2. The Report & Order gives contour to the term "information services," see 12 FCC Rcd. at para. 444, which appears in section 254(h)(2)(A). But, as explained, the Commission deliberately rejected that provision as the source of its authority to mandate support for internet access and internal connections. The Report & Order also draws some lines as to the components of an internal connection. See id. at paras. 459-460. While that may clarify what constitutes an internal connection, it does not fix any outer limits on the larger set of "additional services."

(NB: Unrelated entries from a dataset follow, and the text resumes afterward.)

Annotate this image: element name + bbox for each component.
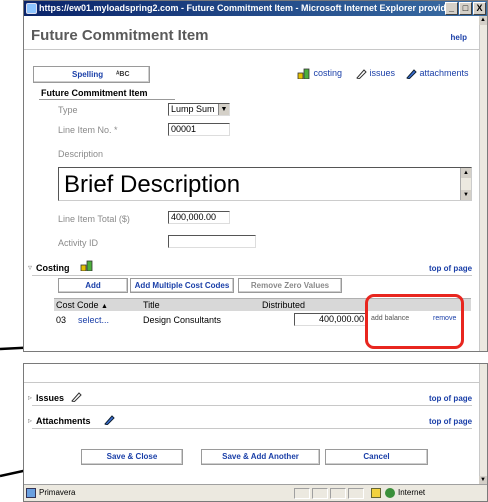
column-header-title[interactable]: Title — [143, 300, 160, 310]
line-item-no-input[interactable]: 00001 — [168, 123, 230, 136]
save-close-button[interactable]: Save & Close — [81, 449, 183, 465]
globe-icon — [385, 488, 395, 498]
add-multiple-cost-codes-button[interactable]: Add Multiple Cost Codes — [130, 278, 234, 293]
line-item-total-input[interactable]: 400,000.00 — [168, 211, 230, 224]
maximize-button[interactable]: □ — [459, 2, 472, 15]
costing-top-of-page-link[interactable]: top of page — [429, 264, 472, 273]
internet-explorer-icon — [26, 3, 37, 14]
lock-icon — [371, 488, 381, 498]
save-add-another-button[interactable]: Save & Add Another — [201, 449, 320, 465]
spelling-icon: ᴬBC — [116, 71, 130, 78]
title-bar: https://ew01.myloadspring2.com - Future … — [24, 1, 487, 16]
cancel-button[interactable]: Cancel — [325, 449, 428, 465]
activity-id-label: Activity ID — [58, 238, 99, 248]
remove-zero-values-button[interactable]: Remove Zero Values — [238, 278, 342, 293]
issues-top-of-page-link[interactable]: top of page — [429, 394, 472, 403]
costing-icon — [297, 68, 310, 80]
page-scrollbar[interactable]: ▲ — [479, 16, 487, 351]
type-label: Type — [58, 105, 78, 115]
title-cell: Design Consultants — [143, 315, 222, 325]
attachments-icon — [406, 69, 417, 80]
browser-window-top: https://ew01.myloadspring2.com - Future … — [23, 0, 488, 352]
help-link[interactable]: help — [451, 33, 467, 42]
issues-section-icon — [71, 392, 82, 402]
cost-code-header-label: Cost Code — [56, 300, 99, 310]
form-section-divider — [39, 99, 175, 100]
cost-code-cell: 03 — [56, 315, 67, 325]
status-cell-3 — [330, 488, 346, 499]
scroll-down-icon[interactable]: ▼ — [461, 190, 471, 200]
add-button[interactable]: Add — [58, 278, 128, 293]
attachments-toolbar-link[interactable]: attachments — [405, 68, 469, 80]
attachments-section-icon — [104, 415, 115, 425]
attachments-section-title: Attachments — [36, 416, 91, 426]
browser-window-bottom: ▹ Issues top of page ▹ Attachments top o… — [23, 363, 488, 502]
description-scrollbar[interactable]: ▲ ▼ — [460, 168, 471, 200]
status-cell-1 — [294, 488, 310, 499]
description-textarea[interactable]: Brief Description ▲ ▼ — [58, 167, 472, 201]
window-controls: _ □ X — [445, 2, 486, 15]
issues-icon — [356, 69, 367, 80]
chevron-down-icon[interactable]: ▼ — [218, 104, 229, 115]
attachments-top-of-page-link[interactable]: top of page — [429, 417, 472, 426]
sort-up-icon: ▲ — [101, 303, 108, 310]
scroll-up-icon[interactable]: ▲ — [461, 168, 471, 178]
page-scrollbar-bottom[interactable]: ▼ — [479, 364, 487, 485]
costing-toolbar-link[interactable]: costing — [297, 68, 343, 80]
zone-text: Internet — [398, 488, 426, 497]
annotation-highlight-box — [365, 294, 464, 349]
select-cost-code-link[interactable]: select... — [78, 315, 109, 325]
page-title: Future Commitment Item — [31, 27, 209, 44]
attachments-divider — [32, 428, 472, 429]
issues-toolbar-link[interactable]: issues — [355, 68, 396, 80]
status-bar: Primavera Internet — [24, 484, 487, 501]
form-section-title: Future Commitment Item — [41, 88, 148, 98]
activity-id-input[interactable] — [168, 235, 256, 248]
costing-divider — [32, 275, 472, 276]
status-cell-2 — [312, 488, 328, 499]
page-scroll-up-icon[interactable]: ▲ — [479, 16, 487, 25]
close-button[interactable]: X — [473, 2, 486, 15]
column-header-cost-code[interactable]: Cost Code ▲ — [56, 300, 108, 310]
type-select-value: Lump Sum — [171, 104, 215, 114]
spelling-button[interactable]: Spelling ᴬBC — [33, 66, 150, 83]
column-header-distributed[interactable]: Distributed — [262, 300, 305, 310]
spelling-label: Spelling — [72, 70, 104, 79]
issues-divider — [32, 405, 472, 406]
top-divider — [24, 382, 480, 383]
description-label: Description — [58, 149, 104, 159]
status-text: Primavera — [39, 488, 76, 497]
line-item-total-label: Line Item Total ($) — [58, 214, 130, 224]
issues-section-title: Issues — [36, 393, 65, 403]
costing-section-title: Costing — [36, 263, 70, 273]
window-title: https://ew01.myloadspring2.com - Future … — [39, 3, 467, 13]
page-status-icon — [26, 488, 36, 498]
issues-toolbar-label: issues — [369, 68, 396, 78]
line-item-no-label: Line Item No. * — [58, 125, 118, 135]
heading-divider — [24, 49, 480, 50]
attachments-toolbar-label: attachments — [419, 68, 469, 78]
costing-section-icon — [80, 260, 93, 271]
distributed-input[interactable]: 400,000.00 — [294, 313, 367, 326]
description-text: Brief Description — [64, 171, 241, 198]
minimize-button[interactable]: _ — [445, 2, 458, 15]
costing-toolbar-label: costing — [313, 68, 343, 78]
status-cell-4 — [348, 488, 364, 499]
type-select[interactable]: Lump Sum ▼ — [168, 103, 230, 116]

3. Although the Commission ultimately persuaded the Fifth Circuit that the statute was sufficiently ambiguous with respect to eligible services to warrant deference under Chevron v. Natural Resources Defense Council, 467 U.S. 837 (1984), the Court of Appeals did not decide whether the Commission's construction of section 254(c)(3) satisfied the requirements of American Trucking. The legitimacy of the designation of internet access and internal wiring as supported services under American Trucking is an open question.

4. Properly construed, of course, section 254(c)(3) probably does contain an intelligible principle to guide the Commission's service eligibility determinations. As the Fifth Circuit pointed out, "the plain language of section 254 provides an easily recognizable limit on FCC authority by confining section 254(h) support to telecommunications services." Texas Office of Public Utility Counsel, at n. 93. Such a construction would help to steer the provision clear of the non-delegation doctrine. The problem here, however, is with the Commission's limitless interpretation of the extent of its power under section 254(c)(3).

5. And where, as here, an agency interpretation of a statute triggers constitutional concerns, Chevron deference is unwarranted. See U.S. West, Inc. v. FCC, Slip op. No. 98-9518 at 13 (Aug. 18, 1998, 10th Cir) ("[I]f we determine that the FCC's . . . rule presents a serious or grave constitutional question, we will owe the FCC no deference, even if its . . . regulations are otherwise reasonable, and will apply the rule of constitutional doubt).